Photo credit: Wesley Reyneke / ZA Bikers

That skinny seat is more comfortable than it looks, but between its lack of bulk and the mid-sized 16 l fuel tank, you’re not likely to tour on the Scrambler.

Head off the beaten track, and the Scrambler 1200 really comes into its own with a surprising level of capability. That low down torque is good for chugging through slower sections, and the predictable throttle roll is great when you need to uncork it.

Photo credit: Wesley Reyneke / ZA Bikers

It handles well too. Not only are the tapered bars wide, but they’re set high too, and complemented by a set of chunky serrated foot pegs, with removable rubber inserts. So you’ve got maximum leverage when you’re into the saddle, and a good mix of control and comfort when you’re standing.

As you’d expect, the high exhaust headers do get in the way on the right side. But you get used to working around them, and they’re extremely well-insulated too, so it’s unlikely that you’ll burn your leg. The burly bash plate and hand-guards add a level of confidence in rougher terrain too.

Photo credit: Wesley Reyneke / ZA Bikers

Adventure riders that love to tinker might not like the hand guards too much though—they’re mounted in such a way that they’re difficult to swap out for aftermarket units. (Not that you’d need to upgrade them—they’re plenty tough.) At least you can remove the passenger peg mounts, if you want a more focussed and lighter setup.

The tubeless spoked wheels are a good balance of tough and practical, and the Brembo brakes have plenty of bite and enough feel for advanced riders. The Showa and Öhlins suspension components are more than up to the task, and even though I didn’t get around to adjusting them the ability to do so is a huge plus.

Photo credit: Wesley Reyneke / ZA Bikers

At 207 kg it is a big bike though, but it’s not excessively heavy. (For reference, that’s about the same weight as the Tiger 800 XCa, and lighter than a BMW R 1250 GS). That weight only really becomes apparent when you’re wrestling the Scrambler 1200 through really tight and tricky stuff, like mud or sand.

I’m not a huge fan of the Metzler Tourance tyres it comes with though, especially in really slick mud, where I managed to (very gently) lay the Scrambler down on its right side. Dropping a bike as premium as this is scary, but I was relieved that it took the knock well, with hardly any damage. Because let’s face it, adventure bikes get hurt… a lot.

Photo credit: Wesley Reyneke / ZA Bikers

Plus it’s no fun going down with a motorcycle that costs R 209,000 *. That’s right—the Scrambler 1200 is the most expensive modern classic Triumph has in their range. But it’s also, hands-down, the most capable and best-equipped.

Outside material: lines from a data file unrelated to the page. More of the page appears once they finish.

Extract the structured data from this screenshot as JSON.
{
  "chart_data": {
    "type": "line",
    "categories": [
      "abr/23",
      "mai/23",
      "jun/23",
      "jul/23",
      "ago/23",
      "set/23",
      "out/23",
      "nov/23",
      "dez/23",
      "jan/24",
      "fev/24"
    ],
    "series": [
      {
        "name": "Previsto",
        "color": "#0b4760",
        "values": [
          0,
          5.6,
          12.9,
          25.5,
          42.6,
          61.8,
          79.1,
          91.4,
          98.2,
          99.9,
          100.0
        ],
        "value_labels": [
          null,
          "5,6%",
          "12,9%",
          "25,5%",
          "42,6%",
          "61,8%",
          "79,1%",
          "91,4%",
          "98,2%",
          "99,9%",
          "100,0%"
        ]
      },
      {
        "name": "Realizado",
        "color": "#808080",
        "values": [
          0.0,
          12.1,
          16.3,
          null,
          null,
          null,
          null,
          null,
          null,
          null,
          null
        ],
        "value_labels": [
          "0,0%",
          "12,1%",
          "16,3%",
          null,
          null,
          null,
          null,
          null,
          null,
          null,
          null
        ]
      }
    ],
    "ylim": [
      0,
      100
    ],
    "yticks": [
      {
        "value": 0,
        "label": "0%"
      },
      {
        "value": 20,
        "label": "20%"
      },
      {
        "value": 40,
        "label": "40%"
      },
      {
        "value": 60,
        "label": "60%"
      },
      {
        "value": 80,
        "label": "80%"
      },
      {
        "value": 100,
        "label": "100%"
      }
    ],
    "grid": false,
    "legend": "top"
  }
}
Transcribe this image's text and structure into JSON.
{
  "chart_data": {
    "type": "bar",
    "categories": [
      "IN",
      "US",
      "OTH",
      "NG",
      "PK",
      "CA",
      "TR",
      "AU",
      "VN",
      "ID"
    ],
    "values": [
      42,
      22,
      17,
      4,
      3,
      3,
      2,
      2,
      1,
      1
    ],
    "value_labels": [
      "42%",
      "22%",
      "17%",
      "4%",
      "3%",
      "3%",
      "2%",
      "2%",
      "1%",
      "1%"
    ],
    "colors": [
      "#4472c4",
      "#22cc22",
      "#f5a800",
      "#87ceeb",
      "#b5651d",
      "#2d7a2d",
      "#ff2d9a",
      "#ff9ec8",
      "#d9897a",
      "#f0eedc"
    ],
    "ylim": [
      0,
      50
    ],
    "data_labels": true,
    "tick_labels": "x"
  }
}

It’s likely that most customers will buy the Scrambler 1200 just so that they can be the coolest kid at their local Saturday morning hang. But I’ll bet good money there’s a small contingent of riders out there that want an adventure bike, but are put off by the style and over-built nature of modern dual-sports.

Photo credit: Wesley Reyneke / ZA Bikers

And for those riders, the Scrambler’s authentic nature and retro styling—plus the fact that it can actually hold its own off-road—are sure to hit the sweet spot.

* Triumph are currently running a promotion where you get R 15,000 worth of accessories when you buy a new Scrambler 1200 XE, which should take the sting out of the price a little.